When None the Wiser took the stage at JB’s Downtown Joplin as part of Joplin’s new Zerkapalooza music festival, it marked something of a turning point for the band.
Not only was the late August performance in front of their biggest audience yet, it marked the first big show with a solid lineup and a chance to further establish themselves in the Joplin music scene.
The indie rock band’s lineup features four Missouri Southern students – Jake Messer, Drake Smelser, Sevrin Eldred and Ngosa “G” Simbvakula.
In March, None the Wiser released an album, “Full Circle,” on a variety of Internet platforms, including Spotify, Amazon and Google Play. The album showcases the band’s indie influences as well as its acoustic roots, and its ability to weave its way through folk, melodic numbers and big pop choruses.
During their performance at Zerkapalooza, None the Wiser had a chance to perform on the same stage as Someone Still Loves You Boris Yeltsin, an indie pop band from Springfield, Mo., that grew into a national act after forming in 1999.
That band’s career trajectory is one that members of None the Wiser would love to emulate.
“Right now, we’re in the beginning stages of trying to become a regional band,” said Smelser. “From there, we’d love to become a national act. That’s how Someone Still Loves You Boris Yeltsin gained national popularity. They’re able to go across country, book shows and sell out venues.”

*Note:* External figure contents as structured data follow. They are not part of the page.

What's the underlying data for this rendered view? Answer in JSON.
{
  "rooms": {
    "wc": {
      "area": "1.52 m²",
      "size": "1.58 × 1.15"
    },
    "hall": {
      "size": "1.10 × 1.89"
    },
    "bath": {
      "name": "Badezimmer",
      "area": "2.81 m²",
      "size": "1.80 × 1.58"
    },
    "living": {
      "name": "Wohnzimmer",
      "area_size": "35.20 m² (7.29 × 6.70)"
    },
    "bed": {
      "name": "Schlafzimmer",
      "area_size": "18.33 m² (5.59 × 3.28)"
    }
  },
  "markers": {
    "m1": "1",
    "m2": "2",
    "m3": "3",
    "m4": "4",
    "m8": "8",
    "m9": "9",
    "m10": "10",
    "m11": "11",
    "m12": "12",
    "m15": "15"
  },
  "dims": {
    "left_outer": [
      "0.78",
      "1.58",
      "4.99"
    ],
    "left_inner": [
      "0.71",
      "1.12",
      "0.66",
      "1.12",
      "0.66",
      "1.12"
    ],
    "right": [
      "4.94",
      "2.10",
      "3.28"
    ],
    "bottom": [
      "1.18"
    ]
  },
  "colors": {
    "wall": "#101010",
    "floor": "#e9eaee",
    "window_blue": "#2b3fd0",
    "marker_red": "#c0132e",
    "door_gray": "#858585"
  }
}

Recent shows have stretched beyond Joplin to include performances in Mount Vernon, Wichita, Kan., and Pittsburg, Kan. The Zerkapalooza performance stood out, however, as it allowed the band to continue making inroads in the local music scene while becoming part of the #BringBackTheHall movement – a push to raise funds to make renovations to Joplin’s Memorial Hall and restore its place as a hub for live music.
Jon Buck, the organizer of Zerkapalooza, said 3,000 people attended the three-day festival, which featured 70 bands on nine stages. A portion of the proceeds raised during the event will go toward repairs needed at Memorial Hall.
Buck said that having None the Wiser and other acts featuring Missouri Southern students can help to bolster Joplin’s music scene.
“It’s a very positive thing that they’re taking a more active role,” he said, adding that Columbia and Springfield are examples of the kind of thriving music towns that Joplin could become. “But you have to have college bands in the music scene to help create that kind of lifestyle.”